India has valid national security concerns, nothing to worry about China WTO threats: Analysts
According to the analysts, India has the potential to develop apps and products in-house that can beat Chinese products by ensuring stronger security and better policies
India has nothing to worry about China’s threats as the country has rightly used Section 69 of the Information Technology Act, 2000, which is the country’s primary law regarding cybercrime and electronic commerce, in banning the Chinese apps, a leading cyber lawyer and policy expert from the Bombay High Court has said.
"India has a valid defense of national security reasons and India being a sovereign country, has the right to act as per the law of its land. China cannot break its head at the WTO because it has already banned many apps, social media websites, and search engines with its own great firewall. India just found it in parity", the expert, Prashant Mali. was quoted as saying in the Sputnik International report.
The Indian Ministry of Information and Technology (MeitY) announced the fourth round of bans on Chinese apps on 2 September, citing national security reasons.
India's MeitY in a statement revealed that it had received many complaints from various sources, including several reports about the misuse of some mobile apps, of them stealing and surreptitiously transmitting user data in an unauthorized manner to servers located outside of the country, the report noted.
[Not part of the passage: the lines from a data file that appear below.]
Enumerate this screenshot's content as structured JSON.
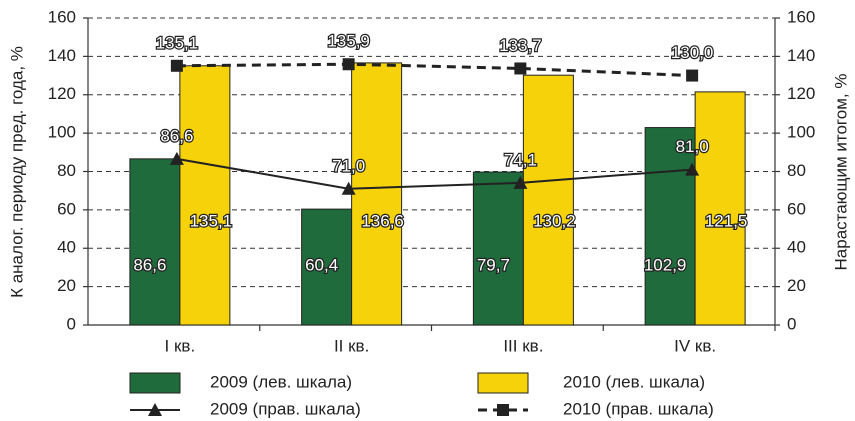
{
  "chart_data": {
    "type": "bar",
    "categories": [
      "I кв.",
      "II кв.",
      "III кв.",
      "IV кв."
    ],
    "ylabel": "К аналог. периоду пред. года, %",
    "y2label": "Нарастающим итогом, %",
    "ylim": [
      0,
      160
    ],
    "yticks": [
      0,
      20,
      40,
      60,
      80,
      100,
      120,
      140,
      160
    ],
    "y2lim": [
      0,
      160
    ],
    "y2ticks": [
      0,
      20,
      40,
      60,
      80,
      100,
      120,
      140,
      160
    ],
    "grid": true,
    "series": [
      {
        "name": "2009 (лев. шкала)",
        "type": "bar",
        "color": "#1f6b3b",
        "values": [
          86.6,
          60.4,
          79.7,
          102.9
        ],
        "value_labels": [
          "86,6",
          "60,4",
          "79,7",
          "102,9"
        ]
      },
      {
        "name": "2010 (лев. шкала)",
        "type": "bar",
        "color": "#f5d20a",
        "values": [
          135.1,
          136.6,
          130.2,
          121.5
        ],
        "value_labels": [
          "135,1",
          "136,6",
          "130,2",
          "121,5"
        ]
      },
      {
        "name": "2009 (прав. шкала)",
        "type": "line",
        "axis": "y2",
        "color": "#222222",
        "marker": "triangle",
        "dashed": false,
        "values": [
          86.6,
          71.0,
          74.1,
          81.0
        ],
        "value_labels": [
          "86,6",
          "71,0",
          "74,1",
          "81,0"
        ]
      },
      {
        "name": "2010 (прав. шкала)",
        "type": "line",
        "axis": "y2",
        "color": "#222222",
        "marker": "square",
        "dashed": true,
        "values": [
          135.1,
          135.9,
          133.7,
          130.0
        ],
        "value_labels": [
          "135,1",
          "135,9",
          "133,7",
          "130,0"
        ]
      }
    ]
  }
}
Chinese brands like Xiaomi and TikTok were reported to be tracking the location and incognito search history of their users in India using illegal methods such as SIM-tapping earlier this year.
Reacting to the ban of Chinese apps, the Chinese Ministry of Commerce spokesperson Gao Feng said that New Delhi has "abused" national security by imposing discriminate restrictions on Chinese companies and such action violates World Trade Organisation (WTO) rules, according to the report.
India and China had signed a commitment to WTO policies stipulating that the countries should refrain from banning each other's products from their respective nations.
On India’s decision, Mali was quoted as saying that it wouldn't be surprising if in the coming months more Chinese apps join TikTok, PUBG, and Baidu which are now banned in the country.
The Sputnik International report also quoted CEO of Mumbai-based cybersecurity firm GajShield Infotech Sonit Jain as saying, "India-developed apps and products will not only replace the now-banned Chinese services, but will also ensure stronger security, better user policies, and personal data protection compliances.”